WILHELMSHAVEN Der Kurpark brauche erhellende Momente, war sich eine Mehrheit von Bürgerinnen und Bürgern einig, die sich im Rahmen der repräsentativen Sozialraumanalyse für Wilhelmshaven äußern konnten. Zu dunkel, uneinsichtige Ecken, lichtscheue Gestalten – man fühle sich unwohl, befanden 60 Prozent der Befragten.

Rat und Verwaltung reagierten und verwirklichten im Schulterschluss mit dem Verein für kommunale Prävention (VKP) und der Polizeiinspektion ein Konzept, das den Kurpark wieder ins rechte Licht setzen soll.

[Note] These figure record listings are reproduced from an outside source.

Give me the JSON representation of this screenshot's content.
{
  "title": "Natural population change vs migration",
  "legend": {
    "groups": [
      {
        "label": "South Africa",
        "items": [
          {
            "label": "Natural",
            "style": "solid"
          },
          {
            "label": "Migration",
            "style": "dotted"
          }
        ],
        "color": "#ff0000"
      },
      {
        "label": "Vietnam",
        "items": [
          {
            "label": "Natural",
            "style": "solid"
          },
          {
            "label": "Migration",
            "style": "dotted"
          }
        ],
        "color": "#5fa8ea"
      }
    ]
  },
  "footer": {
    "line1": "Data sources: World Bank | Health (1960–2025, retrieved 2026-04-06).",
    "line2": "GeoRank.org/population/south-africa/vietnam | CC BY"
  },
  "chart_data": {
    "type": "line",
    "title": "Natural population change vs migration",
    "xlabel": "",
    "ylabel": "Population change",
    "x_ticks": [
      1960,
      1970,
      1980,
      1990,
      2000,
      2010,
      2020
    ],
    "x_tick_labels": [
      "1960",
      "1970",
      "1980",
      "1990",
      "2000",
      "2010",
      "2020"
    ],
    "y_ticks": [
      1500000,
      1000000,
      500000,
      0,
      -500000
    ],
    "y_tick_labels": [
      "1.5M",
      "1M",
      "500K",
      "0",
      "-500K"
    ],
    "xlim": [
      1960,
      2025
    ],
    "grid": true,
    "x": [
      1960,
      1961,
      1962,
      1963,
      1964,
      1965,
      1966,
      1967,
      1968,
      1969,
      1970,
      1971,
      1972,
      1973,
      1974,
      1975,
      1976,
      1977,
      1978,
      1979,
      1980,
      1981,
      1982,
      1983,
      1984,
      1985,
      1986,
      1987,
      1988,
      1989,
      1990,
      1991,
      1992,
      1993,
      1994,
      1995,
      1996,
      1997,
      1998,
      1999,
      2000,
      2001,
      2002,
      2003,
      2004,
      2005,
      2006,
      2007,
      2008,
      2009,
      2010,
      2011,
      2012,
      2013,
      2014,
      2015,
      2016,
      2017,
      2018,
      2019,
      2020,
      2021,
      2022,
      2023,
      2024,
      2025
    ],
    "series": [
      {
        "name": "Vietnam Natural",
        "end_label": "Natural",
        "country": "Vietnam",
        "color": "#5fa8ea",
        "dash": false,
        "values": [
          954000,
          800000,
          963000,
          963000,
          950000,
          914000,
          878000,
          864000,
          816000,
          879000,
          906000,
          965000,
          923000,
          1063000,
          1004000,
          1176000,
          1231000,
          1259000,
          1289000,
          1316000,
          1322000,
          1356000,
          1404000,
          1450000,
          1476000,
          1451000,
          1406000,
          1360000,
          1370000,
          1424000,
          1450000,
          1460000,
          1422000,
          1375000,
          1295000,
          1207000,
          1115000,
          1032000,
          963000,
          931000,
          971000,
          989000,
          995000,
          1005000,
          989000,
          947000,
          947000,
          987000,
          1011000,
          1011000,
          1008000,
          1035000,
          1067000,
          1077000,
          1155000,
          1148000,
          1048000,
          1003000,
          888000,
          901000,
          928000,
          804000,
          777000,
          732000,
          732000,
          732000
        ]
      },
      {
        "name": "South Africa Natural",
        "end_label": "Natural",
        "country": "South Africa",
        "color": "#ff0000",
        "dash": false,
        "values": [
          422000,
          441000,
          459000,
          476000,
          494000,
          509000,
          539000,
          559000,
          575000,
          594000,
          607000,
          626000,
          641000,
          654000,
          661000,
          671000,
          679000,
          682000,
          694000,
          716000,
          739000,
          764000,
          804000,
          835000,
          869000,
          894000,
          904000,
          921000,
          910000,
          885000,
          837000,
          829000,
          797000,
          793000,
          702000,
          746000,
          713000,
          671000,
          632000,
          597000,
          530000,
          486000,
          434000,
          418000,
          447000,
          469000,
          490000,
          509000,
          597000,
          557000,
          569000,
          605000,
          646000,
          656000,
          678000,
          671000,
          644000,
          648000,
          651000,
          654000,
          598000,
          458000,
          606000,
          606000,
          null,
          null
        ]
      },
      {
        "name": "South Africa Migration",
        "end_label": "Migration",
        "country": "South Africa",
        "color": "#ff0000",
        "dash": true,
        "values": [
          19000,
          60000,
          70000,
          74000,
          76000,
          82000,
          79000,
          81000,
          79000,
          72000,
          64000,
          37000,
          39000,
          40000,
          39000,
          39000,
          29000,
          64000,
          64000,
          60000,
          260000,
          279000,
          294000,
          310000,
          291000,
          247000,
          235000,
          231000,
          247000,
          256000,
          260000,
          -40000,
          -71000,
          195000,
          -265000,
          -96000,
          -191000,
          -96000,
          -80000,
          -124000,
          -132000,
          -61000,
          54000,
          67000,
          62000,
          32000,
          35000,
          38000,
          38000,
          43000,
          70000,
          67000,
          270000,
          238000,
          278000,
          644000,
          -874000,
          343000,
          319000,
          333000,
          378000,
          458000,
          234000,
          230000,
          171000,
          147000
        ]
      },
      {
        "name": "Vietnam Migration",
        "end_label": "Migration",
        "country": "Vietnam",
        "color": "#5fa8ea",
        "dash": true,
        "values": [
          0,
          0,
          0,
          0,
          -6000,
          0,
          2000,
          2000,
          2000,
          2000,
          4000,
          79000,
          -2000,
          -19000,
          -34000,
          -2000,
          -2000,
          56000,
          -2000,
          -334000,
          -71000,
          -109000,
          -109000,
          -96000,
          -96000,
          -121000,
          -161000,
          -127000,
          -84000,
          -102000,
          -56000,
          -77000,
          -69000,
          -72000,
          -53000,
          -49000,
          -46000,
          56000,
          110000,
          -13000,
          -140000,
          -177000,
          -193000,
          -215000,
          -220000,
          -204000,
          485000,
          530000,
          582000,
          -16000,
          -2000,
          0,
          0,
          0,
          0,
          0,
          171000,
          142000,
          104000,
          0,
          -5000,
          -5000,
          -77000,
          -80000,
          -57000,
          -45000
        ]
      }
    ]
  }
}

Am Freitag stellte man das Ergebnis im Rahmen eines Familienfestes bei der Musikmuschel vor.

Dies hatte auch den Charakter einer „Übergabe“: „Wir haben verstanden“, sagte Oberbürgermeister Andreas Wagner stellvertretend für die Akteure – nun seien auch die Wilhelmshavener selbst gefragt und müssten „den Park als Aufenthaltsort in der Mitte unserer grünen Stadt wieder annehmen und gemeinsam mit den Ordnungskräften im Sinne konstruktiver Zivilcourage darauf achten, dass alle pfleglich und regelkonform mit dieser Anlage umgehen.“ Bürgerschaftliches Engagement und behördliche Präsenz seien die Voraussetzungen für einen dauerhaft sicheren Kurpark, wie auch für andere Sozialräume in Wilhelmshaven.

Peter Lewald von der Polizeiinspektion koordinierte die Maßnahmen, zu denen vor allem der Austausch funzeliger Beleuchtung in den Parklaternen gegen moderne lichtstarke LED-Technik gehörte. Gleichzeitig wurden die Sichtachsen – unter Beachtung der Landschaftsarchitektur – freigeschnitten. Hinzu kamen Verschönerungsbehandlungen für die Musikmuschel und den Friesenbrunnen.

Damit dies nachhaltig von Erfolg gekrönt bleibt, sei der neue städtische Ordnungsdienst regelmäßig im Kurpark unterwegs.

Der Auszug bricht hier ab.